Pierwszym prawdziwym kontaktem z Azją okazał się poznany w Berlinie chiński przyjaciel autorki Ruogu, z pomocą którego wyruszyła podbijać Chiny swą fotograficzną wystawą w Pekinie. Pierwsze wrażenie spotkania ze stolicą dawnego Imperium, nie było jednak  tym,  czego się spodziewała po cywilizacji sięgającej pięciu tysięcy lat...

Podświadomie szukałam wciąż pozostałości, choćby małych śladów dawnej kultury i tradycji Orientu. Tymczasem na każdym kroku spotykałam miasto, w którym na siłę próbowano o tym cennym dziedzictwie zapomnieć.

Pomimo, iż zwiedzanie Pekinu autorka rozpoczęła od legendarnego Zakazanego Miasta, w przeszłości dostępnego wyłącznie dla rodziny cesarskiej, gdzie mieszkało aż 24 cesarzy, to największą atrakcją okazały się alejki dawnych świątyń i hutongów wraz ze starymi aptekami, sklepami z herbatą i przyprawami, tradycyjna opera. Tam dopiero poznała prawdziwą atmosferę miasta, którą tworzą także sami mieszkańcy. Wiele drzwi było dla autorki otwartych, na co nie mogą liczyć zwykli turyści. To wszystko dzięki guanxi i pojęciu twarzy – jej zyskaniu lub utracie, o czym się szybko  przekonała...

Guanxi to rodzaj długotrwałych osobistych relacji i sieci kontaktów opartych na zaufaniu, pomagających nie tylko w interesach, lecz także w radzeniu sobie w życiu. Mając lepsze i rozleglejsze guanxi, żyje się łatwiej, ma się lepszą pracę i rozmaite przywileje. (…) Guanxi to wyrafinowana i starannie budowana sieć połączeń, które tworzy się przez lata. (…) Trzeba jednak pamiętać, że system guanxi ma także swoje ciemne strony. Niestety, często staje się przyczyną zjawiska nepotyzmu i kumoterstwa czy wręcz korupcji, polegającej na sprzedaży guanxi!
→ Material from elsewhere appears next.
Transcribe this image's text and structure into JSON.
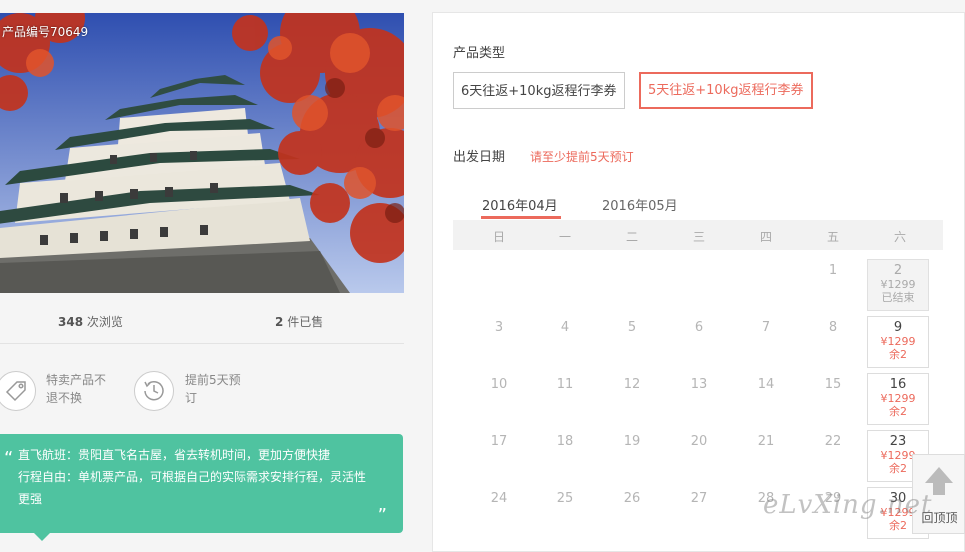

Autorka osobny rozdział poświęca kulturze i sztuce, a zwłaszcza symbolowi smoka, w który obfituje cała tradycja Dalekiego Wschodu. Symbol obecny jest w zasadzie w każdej sferze życia – od architektury począwszy, na godle narodowym skończywszy. To czego Europa, przyzwyczajona do telewizora w centrum życia domowego, może zazdrościć Dalekiemu Wschodowi to magia chińskiego stołu. Najczęściej okrągłego z ruchomym środkiem, któremu towarzyszy cała paleta niezapomnianych smaków i zapachów. Kolejnym etapem było zobaczenie słynnego chińskiego muru – bez odwiedzenia tego cudu świata wyprawa do tego kraju nie byłaby pełna. To był zaledwie początek azjatyckiej przygody Elżbiety Sęczykowskiej.
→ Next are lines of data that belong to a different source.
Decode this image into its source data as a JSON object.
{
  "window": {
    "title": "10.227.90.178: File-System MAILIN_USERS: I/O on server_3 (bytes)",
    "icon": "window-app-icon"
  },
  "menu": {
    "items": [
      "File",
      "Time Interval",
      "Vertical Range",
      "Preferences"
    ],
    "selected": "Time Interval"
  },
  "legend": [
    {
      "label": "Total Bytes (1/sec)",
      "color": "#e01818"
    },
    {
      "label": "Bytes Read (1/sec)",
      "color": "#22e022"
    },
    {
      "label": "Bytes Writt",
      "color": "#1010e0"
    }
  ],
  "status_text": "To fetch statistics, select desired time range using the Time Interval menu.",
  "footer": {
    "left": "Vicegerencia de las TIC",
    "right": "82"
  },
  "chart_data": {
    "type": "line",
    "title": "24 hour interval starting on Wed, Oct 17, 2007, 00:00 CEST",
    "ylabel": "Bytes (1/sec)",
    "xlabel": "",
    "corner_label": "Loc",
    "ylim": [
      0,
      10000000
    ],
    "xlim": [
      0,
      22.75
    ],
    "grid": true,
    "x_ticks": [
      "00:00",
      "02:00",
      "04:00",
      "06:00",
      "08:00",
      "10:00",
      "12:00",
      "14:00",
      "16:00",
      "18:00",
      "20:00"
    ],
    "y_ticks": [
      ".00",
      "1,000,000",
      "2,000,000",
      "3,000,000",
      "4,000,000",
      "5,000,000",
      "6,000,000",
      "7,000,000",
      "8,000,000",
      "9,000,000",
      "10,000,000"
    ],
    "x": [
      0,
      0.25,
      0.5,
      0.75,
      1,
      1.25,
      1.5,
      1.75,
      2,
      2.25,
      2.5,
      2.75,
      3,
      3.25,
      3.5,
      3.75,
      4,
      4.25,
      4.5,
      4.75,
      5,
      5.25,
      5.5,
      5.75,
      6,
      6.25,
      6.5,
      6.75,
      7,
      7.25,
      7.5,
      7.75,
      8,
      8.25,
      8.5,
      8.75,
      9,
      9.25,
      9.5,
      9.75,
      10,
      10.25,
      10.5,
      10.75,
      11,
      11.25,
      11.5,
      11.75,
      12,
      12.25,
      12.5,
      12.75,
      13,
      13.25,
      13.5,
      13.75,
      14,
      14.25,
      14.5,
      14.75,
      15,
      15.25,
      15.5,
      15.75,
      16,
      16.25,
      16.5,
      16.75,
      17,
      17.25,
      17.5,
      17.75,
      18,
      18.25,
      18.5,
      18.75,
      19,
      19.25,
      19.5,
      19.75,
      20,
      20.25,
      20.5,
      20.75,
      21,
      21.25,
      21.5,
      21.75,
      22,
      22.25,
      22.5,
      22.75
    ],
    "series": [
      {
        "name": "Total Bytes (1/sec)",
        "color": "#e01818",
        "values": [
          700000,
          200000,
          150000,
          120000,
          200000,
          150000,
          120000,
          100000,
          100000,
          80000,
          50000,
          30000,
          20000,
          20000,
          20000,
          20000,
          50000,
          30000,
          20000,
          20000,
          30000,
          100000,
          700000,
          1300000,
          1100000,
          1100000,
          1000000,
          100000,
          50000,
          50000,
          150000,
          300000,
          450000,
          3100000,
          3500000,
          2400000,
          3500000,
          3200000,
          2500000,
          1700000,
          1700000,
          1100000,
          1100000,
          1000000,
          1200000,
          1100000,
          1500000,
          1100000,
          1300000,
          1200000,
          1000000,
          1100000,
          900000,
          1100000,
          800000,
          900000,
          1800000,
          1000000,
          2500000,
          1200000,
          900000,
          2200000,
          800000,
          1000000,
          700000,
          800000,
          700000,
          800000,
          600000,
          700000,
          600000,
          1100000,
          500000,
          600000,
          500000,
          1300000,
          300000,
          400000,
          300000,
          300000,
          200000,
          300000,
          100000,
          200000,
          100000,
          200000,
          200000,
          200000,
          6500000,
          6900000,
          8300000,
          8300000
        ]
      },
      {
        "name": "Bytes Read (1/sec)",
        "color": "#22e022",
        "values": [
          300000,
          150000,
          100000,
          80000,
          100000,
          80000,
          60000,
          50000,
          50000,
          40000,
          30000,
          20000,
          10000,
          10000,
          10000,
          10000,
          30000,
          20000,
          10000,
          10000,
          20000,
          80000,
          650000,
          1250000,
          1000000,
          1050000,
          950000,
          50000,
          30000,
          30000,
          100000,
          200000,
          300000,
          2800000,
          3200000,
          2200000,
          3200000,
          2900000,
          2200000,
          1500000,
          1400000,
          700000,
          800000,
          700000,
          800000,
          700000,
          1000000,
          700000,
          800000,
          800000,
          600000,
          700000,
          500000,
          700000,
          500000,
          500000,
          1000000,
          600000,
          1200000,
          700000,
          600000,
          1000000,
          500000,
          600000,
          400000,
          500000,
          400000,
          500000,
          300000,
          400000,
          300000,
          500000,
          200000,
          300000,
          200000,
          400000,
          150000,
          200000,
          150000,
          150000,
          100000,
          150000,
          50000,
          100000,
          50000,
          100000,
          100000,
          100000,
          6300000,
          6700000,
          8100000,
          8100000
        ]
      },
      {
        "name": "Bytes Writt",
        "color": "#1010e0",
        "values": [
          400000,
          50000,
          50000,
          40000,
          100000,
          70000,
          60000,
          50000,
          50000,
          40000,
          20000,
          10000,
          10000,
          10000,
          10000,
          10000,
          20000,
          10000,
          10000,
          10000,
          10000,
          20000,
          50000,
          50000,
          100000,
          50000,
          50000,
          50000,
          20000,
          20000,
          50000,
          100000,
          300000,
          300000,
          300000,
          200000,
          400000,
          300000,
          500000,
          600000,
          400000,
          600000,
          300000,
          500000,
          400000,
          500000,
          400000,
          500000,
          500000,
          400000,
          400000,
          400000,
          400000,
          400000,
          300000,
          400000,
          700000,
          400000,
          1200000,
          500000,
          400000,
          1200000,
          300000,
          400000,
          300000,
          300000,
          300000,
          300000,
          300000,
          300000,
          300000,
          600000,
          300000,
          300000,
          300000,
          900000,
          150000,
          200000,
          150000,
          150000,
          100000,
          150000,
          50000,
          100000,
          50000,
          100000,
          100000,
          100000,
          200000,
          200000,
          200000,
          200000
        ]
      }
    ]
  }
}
Mongolia,  to doświadczenie piękna i bogactwa natury, zachwyt nad spójnością istnienia ludzi i zwierząt, w którym prawa człowieka są równe prawom przyrody. Przenikają się wzajemnie i łączą, by na koniec w szamańskim seansie zjednoczyć się ze światem bogów i demonów. Być może to za sprawą ich mocy sławni przedstawiciele cywilizacji stepu zapanowali w dawnych czasach nad bez mała połową świata…

Mongolia jako najstarsze państwo Azji –  to dla autorki także oaza prawdziwej ciszy, miejsce gdzie można zobaczyć wolność, koczownicy żyją dokładnie tak, jak przed wiekami, a czas się zatrzymał. Czy jest jeszcze takie miejsce na ziemi, czy długo pozostanie?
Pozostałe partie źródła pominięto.